Quella iperattività infantile in cui sembrano “affetti” i protagonisti dei Dardenne ne sancisce proprio la mancata trasmissione di quella testimonianza e la rinuncia al discorso educativo e persino al conflitto generazionale, a favore di un godimento senza legami (alla pari dei consumi) che non rende mai “liberi” ma orfani rabbiosi e risentiti del padre e pertanto sempre in bilico tra la malinconica idealizzazione della sua figura e l’incapacità di elaborarne definitivamente il lutto.
LE POSSIBILITA’
(“IL FIGLIO” )
L’amore è sempre amore del nome, “del nome proprio”, mai generico e universale (di tutti, della vita, del mondo); è dedizione e cura di un padre verso un figlio.
Cosa avviene allora se quel vincolo padre-figlio è distrutto da un altro adolescente omicida che, per uno scherzo del destino (e a sua insaputa), viene affidato per il successivo recupero post-detenzione proprio nella falegnameria del padre del ragazzino ucciso? Cosa succede tra i due e quale possibilità hanno di “incontrarsi” senza far scatenare l’inevitabile violenza o vendetta?
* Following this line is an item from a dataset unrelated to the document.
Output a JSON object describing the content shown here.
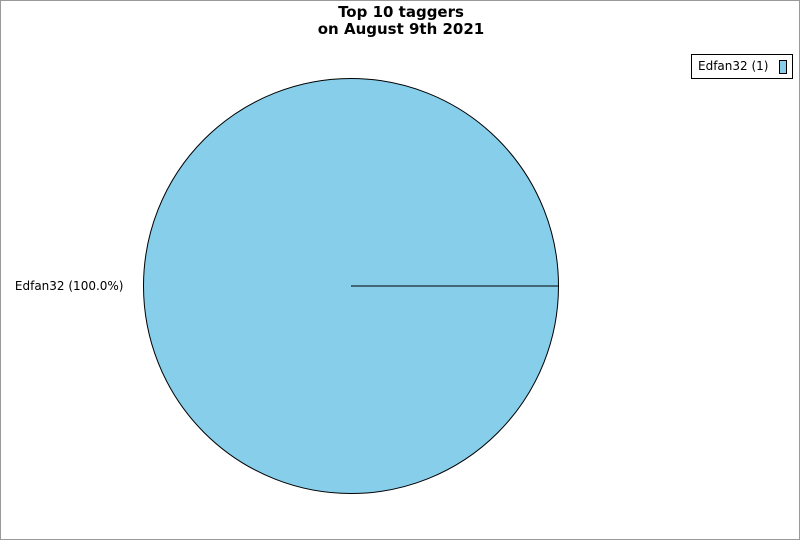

Nel film “Il figlio”, il più intenso della loro filmografia, i Dardenne sembrano porci queste domande mentre i protagonisti per uno strano meccanismo vengono attratti l’un l’altro e tentati a recuperare ciò che è stato perduto: il padre pur sconvolto e tormentato dalla presenza del giovane apprendista non vuole perdere anche questa relazione pur consapevole della impossibilità che si possa trasformare in legame; mentre nel giovane l’ammirazione per il padre-padrone sembra evolversi in una richiesta così forte di tutela da assumere i contorni di una domanda di paternità mai avuta.
Tra approcci e ripensamenti, nel rancore violento ma nascosto o nell’affetto di un legame comunque impossibile da realizzarsi e dove sarebbe più facile il rifiuto e inumano il perdono, i due cineasti ci indicano invece, che la loro volontà era riuscire a filmare una relazione possibile attraverso la capacità di un personaggio (Il figlio, il padre) a mettersi al posto di un altro, pur senza sostituirlo.
Questa è la vera sfida ed il tormento tra i due in tutto il film.
La possibilità che ciò avvenga e che i due si incontrino passa allora, come bene ci spiega F.Collins, non attraverso l’amore incondizionato tipico della filiazione ma solo attraverso la cura dei limiti che in questo caso consiste nella trasmissione del saper-fare, dell’apprendistato, che diversamente dalla Cura senza limiti (la paternità appunto) restituisce ad ognuno il suo ruolo: al padre la funzione dell’esempio per un figlio, e all’apprendista la tutela da parte del primo sebbene “condizionata” e mediata dal lavoro. Solo però partendo da questo patto tra i due, che non annulla né la colpa né il dolore, ci si potrà aprire ad una successiva e nuova forma di sollecitudine da parte del “padre” verso l’apprendista e ad una maturata consapevolezza, da parte del figlio, di avere finalmente trovato un posto nel mondo.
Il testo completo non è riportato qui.